I got the chance to meet with 2 of her teachers.  First I saw her Torah teacher (I guess what I would have called her Hebrew teacher before I moved only here Hebrew is covered as part of general studies).  She told me that Channah is a pleasure to have in the class.  She is neat and polite and always works hard to get her work done.  I asked my one real question- "Do you think she understand everything you are saying in class?"  The teacher gave me a bit of strange look and said "She answers questions and can do the work so I certainly think so- why would you think she didn't?"  When I answered that we are fairly recent olim and I was a little concerned about her Hebrew level compared to the rest of the class the teacher started to laugh.  She did not believe me that Channah was not born here.  Clearly from speaking to  me she knew *I* was an olah, but she had just assumed that Channah had been born here and went through all her early schooling here.

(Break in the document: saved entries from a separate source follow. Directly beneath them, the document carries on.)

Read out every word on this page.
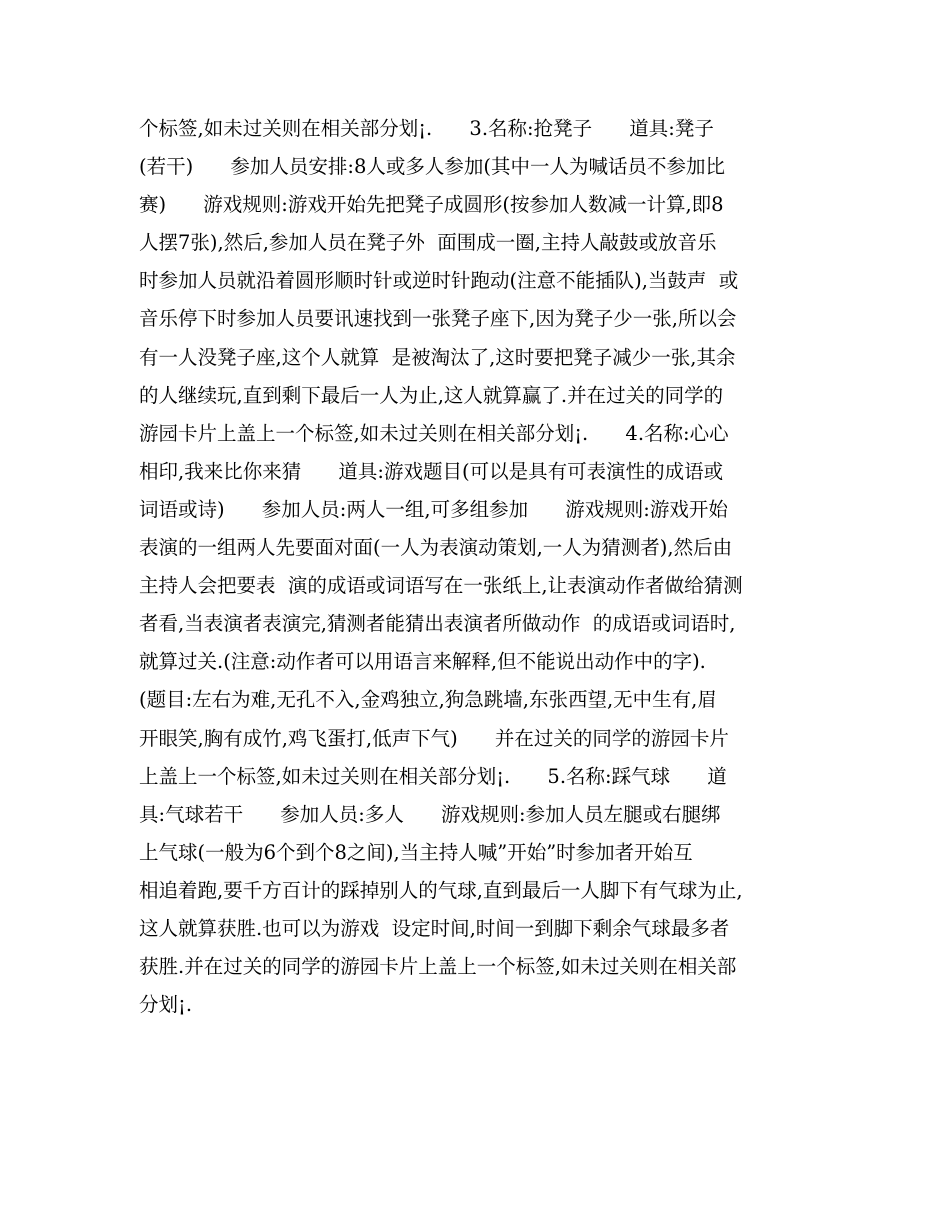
个标签,如未过关则在相关部分划¡.      3.名称:抢凳子      道具:凳子
(若干)      参加人员安排:8人或多人参加(其中一人为喊话员不参加比
赛)      游戏规则:游戏开始先把凳子成圆形(按参加人数减一计算,即8
人摆7张),然后,参加人员在凳子外  面围成一圈,主持人敲鼓或放音乐
时参加人员就沿着圆形顺时针或逆时针跑动(注意不能插队),当鼓声  或
音乐停下时参加人员要讯速找到一张凳子座下,因为凳子少一张,所以会
有一人没凳子座,这个人就算  是被淘汰了,这时要把凳子减少一张,其余
的人继续玩,直到剩下最后一人为止,这人就算赢了.并在过关的同学的
游园卡片上盖上一个标签,如未过关则在相关部分划¡.      4.名称:心心
相印,我来比你来猜      道具:游戏题目(可以是具有可表演性的成语或
词语或诗)      参加人员:两人一组,可多组参加      游戏规则:游戏开始
表演的一组两人先要面对面(一人为表演动策划,一人为猜测者),然后由
主持人会把要表  演的成语或词语写在一张纸上,让表演动作者做给猜测
者看,当表演者表演完,猜测者能猜出表演者所做动作  的成语或词语时,
就算过关.(注意:动作者可以用语言来解释,但不能说出动作中的字).
(题目:左右为难,无孔不入,金鸡独立,狗急跳墙,东张西望,无中生有,眉
开眼笑,胸有成竹,鸡飞蛋打,低声下气)      并在过关的同学的游园卡片
上盖上一个标签,如未过关则在相关部分划¡.      5.名称:踩气球      道
具:气球若干      参加人员:多人      游戏规则:参加人员左腿或右腿绑
上气球(一般为6个到个8之间),当主持人喊”开始”时参加者开始互
相追着跑,要千方百计的踩掉别人的气球,直到最后一人脚下有气球为止,
这人就算获胜.也可以为游戏  设定时间,时间一到脚下剩余气球最多者
获胜.并在过关的同学的游园卡片上盖上一个标签,如未过关则在相关部
分划¡.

Definitely made my heart sing and told me we came just when we should have.  After just over 2 years my kids accent and vocabulary are good enough to fool the natives!

From there I went across the room to meet with her "mechanechet" (I what I still refer to as her "English" teacher  even though she does not actually start learning English at school until next year.  This is going to get confusing somewhere a long the line).

I got handed her "report card" and was incredibly amazing to see perfect scores and amazing comments right through.  Seriously, I am betting this has got to be the best report card ever seen to a Mechanic or Swirsky descendant EVER (I would include Gasner's as well but my mom insists her's were that good).  I know I sure as heck never brough home anything resembling this thing!

In any case her mechanechet also told me how sweet she was and what a pleasure she is to teach.  She told me her reading was coming along wonderfully, as was her writing (which I knew because we read at home and I now find little love notes everywhere on a fairly regular basis).  She is a little math whiz and gets upset if she needs to use her fingers to figure out an answer.  She plays nicely with the other kids and is one ofthe first ones to volunteer to help out for anyone who needs it.

So say my heart was soaring is the understatement of the millennium.

Tonight we took her out to celebrate.  We had planned to go to Aroma for hot chocolate, but when we got there it was  packed.  Since we were all sort of hungry we decided to go for dinner to cafe cafe instead.  Channah was beaming as she ate her ravioli (her favorite food *ever) and enjoyed her milkshake.  Jason and I were just as happy to be watching her and out with her celebrating something so special.

A few more months until we have twice as many special moments in our lives and I know I can't wait.